Les derniers jours du mois d’août paraissent avoir été paisibles. La population d’Albi retourne dans ses foyers et porte aux parens des emmurés cette bonne nouvelle : ils vivent encore, on a pu leur parler, on les a vu transférer hors de terre dans une prison spacieuse et saine. À Carcassonne, une sorte de stupeur succède à l’enivrement du succès. Cependant il y a toujours au fond des cœurs beaucoup de haine, et le moindre incident peut provoquer d’autres tumultes. Bernard prêchant dans les premiers jours de septembre à Carcassonne, ses auditeurs s’enflamment de nouveau, courent au couvent des prêcheurs, dévastent le portail de leur église et en brisent les fenêtres vitrées. Évidemment l’inquisition n’est plus protégée ; elle est à la merci de Bernard, qui pourrait la supprimer, si le pape, si le roi, ne devaient un jour lui demander un compte sévère de cette suppression. Aussi tout le monde en est-il à dire que le pape et le roi feraient sagement de reparaître en scène, d’écarter leurs subalternes et de prévenir eux-mêmes les malheurs qu’on prévoit. Cette requête fut adressée d’abord au pape par le vidame d’Amiens. Il s’agit non d’une simple prière, mais d’une pièce de procédure. Quelles circonstances offrirent au vidame l’occasion de rédiger cette pièce ? C’est ce que nous avons maintenant à raconter.

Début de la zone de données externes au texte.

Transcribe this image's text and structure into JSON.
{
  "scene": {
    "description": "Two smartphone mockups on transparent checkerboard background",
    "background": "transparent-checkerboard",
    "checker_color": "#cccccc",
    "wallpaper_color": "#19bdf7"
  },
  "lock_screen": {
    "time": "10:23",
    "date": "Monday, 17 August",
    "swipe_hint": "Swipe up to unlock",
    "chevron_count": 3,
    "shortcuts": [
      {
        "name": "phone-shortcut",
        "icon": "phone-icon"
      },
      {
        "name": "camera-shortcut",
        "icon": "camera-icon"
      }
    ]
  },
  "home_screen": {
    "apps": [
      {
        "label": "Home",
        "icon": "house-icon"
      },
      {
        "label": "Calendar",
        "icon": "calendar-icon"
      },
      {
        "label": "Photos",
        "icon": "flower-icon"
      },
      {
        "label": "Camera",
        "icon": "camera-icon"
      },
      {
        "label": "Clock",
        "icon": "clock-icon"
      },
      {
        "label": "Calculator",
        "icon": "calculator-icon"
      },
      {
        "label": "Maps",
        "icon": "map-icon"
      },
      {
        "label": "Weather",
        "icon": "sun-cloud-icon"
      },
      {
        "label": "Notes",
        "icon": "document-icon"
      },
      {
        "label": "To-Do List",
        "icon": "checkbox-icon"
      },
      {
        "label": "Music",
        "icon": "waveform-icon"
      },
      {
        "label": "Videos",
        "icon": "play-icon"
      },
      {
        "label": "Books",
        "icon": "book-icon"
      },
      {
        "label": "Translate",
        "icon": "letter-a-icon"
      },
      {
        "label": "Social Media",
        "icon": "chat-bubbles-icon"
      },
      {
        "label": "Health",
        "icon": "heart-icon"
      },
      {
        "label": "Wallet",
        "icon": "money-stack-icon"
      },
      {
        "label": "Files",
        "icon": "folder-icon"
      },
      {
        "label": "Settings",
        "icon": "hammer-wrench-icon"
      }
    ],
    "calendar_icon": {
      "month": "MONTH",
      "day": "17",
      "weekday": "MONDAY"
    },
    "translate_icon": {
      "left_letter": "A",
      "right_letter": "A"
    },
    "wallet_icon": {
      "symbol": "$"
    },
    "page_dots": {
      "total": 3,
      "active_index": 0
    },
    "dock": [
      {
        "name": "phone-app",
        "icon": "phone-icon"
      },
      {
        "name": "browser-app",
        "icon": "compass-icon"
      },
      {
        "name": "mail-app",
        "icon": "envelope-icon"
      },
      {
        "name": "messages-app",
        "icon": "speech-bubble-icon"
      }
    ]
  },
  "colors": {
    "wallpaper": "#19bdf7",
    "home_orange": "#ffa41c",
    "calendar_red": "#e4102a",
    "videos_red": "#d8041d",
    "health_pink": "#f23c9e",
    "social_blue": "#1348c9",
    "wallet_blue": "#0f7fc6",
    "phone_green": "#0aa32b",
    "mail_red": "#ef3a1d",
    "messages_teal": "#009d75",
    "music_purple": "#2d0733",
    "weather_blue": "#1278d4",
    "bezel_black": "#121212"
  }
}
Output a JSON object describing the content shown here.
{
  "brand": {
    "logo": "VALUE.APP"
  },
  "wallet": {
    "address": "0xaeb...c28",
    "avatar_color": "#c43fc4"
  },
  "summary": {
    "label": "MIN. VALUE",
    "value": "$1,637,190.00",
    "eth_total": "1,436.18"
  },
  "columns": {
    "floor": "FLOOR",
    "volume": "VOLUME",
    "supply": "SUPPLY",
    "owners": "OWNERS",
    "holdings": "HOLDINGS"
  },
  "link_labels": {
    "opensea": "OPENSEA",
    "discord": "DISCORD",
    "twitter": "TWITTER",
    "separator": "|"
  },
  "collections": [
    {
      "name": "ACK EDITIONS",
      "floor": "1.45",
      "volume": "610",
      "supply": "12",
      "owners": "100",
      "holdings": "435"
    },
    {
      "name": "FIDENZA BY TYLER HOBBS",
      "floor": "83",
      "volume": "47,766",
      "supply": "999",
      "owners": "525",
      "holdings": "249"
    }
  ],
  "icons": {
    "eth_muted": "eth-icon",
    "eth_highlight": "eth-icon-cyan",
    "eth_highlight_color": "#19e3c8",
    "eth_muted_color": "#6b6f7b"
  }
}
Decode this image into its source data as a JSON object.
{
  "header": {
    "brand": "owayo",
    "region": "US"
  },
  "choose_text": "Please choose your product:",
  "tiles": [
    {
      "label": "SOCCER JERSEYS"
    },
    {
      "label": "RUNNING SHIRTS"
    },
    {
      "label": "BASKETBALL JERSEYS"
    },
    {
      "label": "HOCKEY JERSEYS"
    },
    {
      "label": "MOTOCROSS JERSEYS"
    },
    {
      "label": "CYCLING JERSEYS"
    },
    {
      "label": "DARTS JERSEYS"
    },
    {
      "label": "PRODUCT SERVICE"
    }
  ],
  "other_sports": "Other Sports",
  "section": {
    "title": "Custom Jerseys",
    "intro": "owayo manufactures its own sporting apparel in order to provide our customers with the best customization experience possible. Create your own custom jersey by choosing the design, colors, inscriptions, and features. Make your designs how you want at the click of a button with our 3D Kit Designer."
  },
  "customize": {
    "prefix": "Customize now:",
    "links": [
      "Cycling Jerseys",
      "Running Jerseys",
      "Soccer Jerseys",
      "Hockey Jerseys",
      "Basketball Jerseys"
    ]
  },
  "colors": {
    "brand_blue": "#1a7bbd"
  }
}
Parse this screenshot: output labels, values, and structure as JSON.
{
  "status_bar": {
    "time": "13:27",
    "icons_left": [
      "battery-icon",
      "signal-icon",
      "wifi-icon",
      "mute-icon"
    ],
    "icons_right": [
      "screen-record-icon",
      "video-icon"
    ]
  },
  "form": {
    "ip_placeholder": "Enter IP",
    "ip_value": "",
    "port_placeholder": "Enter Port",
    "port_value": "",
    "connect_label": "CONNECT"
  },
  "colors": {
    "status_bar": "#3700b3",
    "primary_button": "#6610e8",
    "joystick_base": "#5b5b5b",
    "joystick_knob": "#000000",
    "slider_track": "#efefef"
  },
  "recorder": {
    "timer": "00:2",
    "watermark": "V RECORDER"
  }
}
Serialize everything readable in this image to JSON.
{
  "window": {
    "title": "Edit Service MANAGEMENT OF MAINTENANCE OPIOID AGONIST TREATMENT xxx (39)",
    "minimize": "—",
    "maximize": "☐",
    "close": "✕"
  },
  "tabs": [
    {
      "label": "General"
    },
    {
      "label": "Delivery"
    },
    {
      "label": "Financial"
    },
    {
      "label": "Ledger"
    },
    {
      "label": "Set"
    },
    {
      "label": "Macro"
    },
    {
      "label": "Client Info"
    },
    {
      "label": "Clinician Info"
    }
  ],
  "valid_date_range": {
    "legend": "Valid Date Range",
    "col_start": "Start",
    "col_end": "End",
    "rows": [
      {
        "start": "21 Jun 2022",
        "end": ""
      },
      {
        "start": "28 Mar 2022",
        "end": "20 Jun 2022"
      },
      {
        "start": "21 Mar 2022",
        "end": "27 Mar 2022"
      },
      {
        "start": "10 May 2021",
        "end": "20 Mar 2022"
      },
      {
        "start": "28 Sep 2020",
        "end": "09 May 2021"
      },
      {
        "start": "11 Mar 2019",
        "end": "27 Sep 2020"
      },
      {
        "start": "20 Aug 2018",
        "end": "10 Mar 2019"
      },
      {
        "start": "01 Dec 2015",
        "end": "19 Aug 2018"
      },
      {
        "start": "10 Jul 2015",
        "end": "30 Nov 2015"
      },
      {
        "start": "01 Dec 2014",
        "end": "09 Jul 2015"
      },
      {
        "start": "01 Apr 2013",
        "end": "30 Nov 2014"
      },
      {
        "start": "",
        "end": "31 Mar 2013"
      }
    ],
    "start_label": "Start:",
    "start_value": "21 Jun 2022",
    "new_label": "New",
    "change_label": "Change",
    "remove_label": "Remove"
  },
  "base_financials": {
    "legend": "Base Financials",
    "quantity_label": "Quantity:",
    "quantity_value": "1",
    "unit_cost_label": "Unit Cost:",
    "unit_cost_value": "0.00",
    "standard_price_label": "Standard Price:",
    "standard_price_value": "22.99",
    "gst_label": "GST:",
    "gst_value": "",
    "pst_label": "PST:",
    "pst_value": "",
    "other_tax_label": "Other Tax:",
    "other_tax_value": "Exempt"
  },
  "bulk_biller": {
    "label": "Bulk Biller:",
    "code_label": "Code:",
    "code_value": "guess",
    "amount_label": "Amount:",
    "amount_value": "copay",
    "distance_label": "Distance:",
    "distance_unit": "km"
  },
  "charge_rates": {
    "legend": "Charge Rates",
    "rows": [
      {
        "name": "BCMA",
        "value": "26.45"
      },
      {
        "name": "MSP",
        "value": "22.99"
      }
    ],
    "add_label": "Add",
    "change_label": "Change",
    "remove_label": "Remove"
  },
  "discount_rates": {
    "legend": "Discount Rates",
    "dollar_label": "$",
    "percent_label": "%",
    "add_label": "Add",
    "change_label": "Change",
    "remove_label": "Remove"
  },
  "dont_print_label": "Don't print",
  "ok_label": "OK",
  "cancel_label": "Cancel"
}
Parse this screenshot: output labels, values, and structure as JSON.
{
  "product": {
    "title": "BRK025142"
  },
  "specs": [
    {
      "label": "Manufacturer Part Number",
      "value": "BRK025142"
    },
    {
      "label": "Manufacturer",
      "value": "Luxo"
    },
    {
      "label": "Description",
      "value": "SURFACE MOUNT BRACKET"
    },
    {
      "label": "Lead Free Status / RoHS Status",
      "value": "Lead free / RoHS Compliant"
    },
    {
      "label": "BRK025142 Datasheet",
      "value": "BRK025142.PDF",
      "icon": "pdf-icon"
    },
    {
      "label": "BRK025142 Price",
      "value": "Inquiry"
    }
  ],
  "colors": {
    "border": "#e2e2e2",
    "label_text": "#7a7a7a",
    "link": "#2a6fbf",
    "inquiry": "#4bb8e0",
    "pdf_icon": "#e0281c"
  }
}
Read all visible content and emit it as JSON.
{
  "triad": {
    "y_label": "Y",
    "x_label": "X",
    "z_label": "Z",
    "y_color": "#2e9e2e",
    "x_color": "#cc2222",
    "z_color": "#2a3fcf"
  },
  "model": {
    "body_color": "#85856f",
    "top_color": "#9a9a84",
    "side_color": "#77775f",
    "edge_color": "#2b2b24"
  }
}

Après avoir pris l’avis de ses confrères, l’inquisiteur Geoffroy a prononcé contre le vidame une sentence d’excommunication. Suivant les termes de cette sentence, Jean de Picquigny, commissaire du roi, s’est rendu coupable de deux graves délits. Il a d’abord refusé plus d’une fois au juge d’église le concours du bras séculier ; en d’autres termes, il a refusé de brûler ou de pendre les hérétiques signalés, que l’église, ayant horreur du sang, ne brûle pas, ne pend pas elle-même. Ensuite il a pris une part active aux rébellions populaires, il a pénétré dans les prisons de l’église et lui a ravi ses prisonniers. En conséquence il est retranché de la communion des fidèles et voué dès ce jour à toutes les peines qu’une telle sentence emporte avec elle. C’était le droit de l’église de faire publier en tous lieux ces solennels décrets. C’était le droit de l’excommunié d’en déférer à la cour de Rome l’examen et la révision. Le vidame fait donc rédiger son acte d’appel et se rend à Montpellier, où le réclament d’autres affaires. C’est à Bernard que l’appel arrive de Rome accompagné de tout ce qui peut le recommander.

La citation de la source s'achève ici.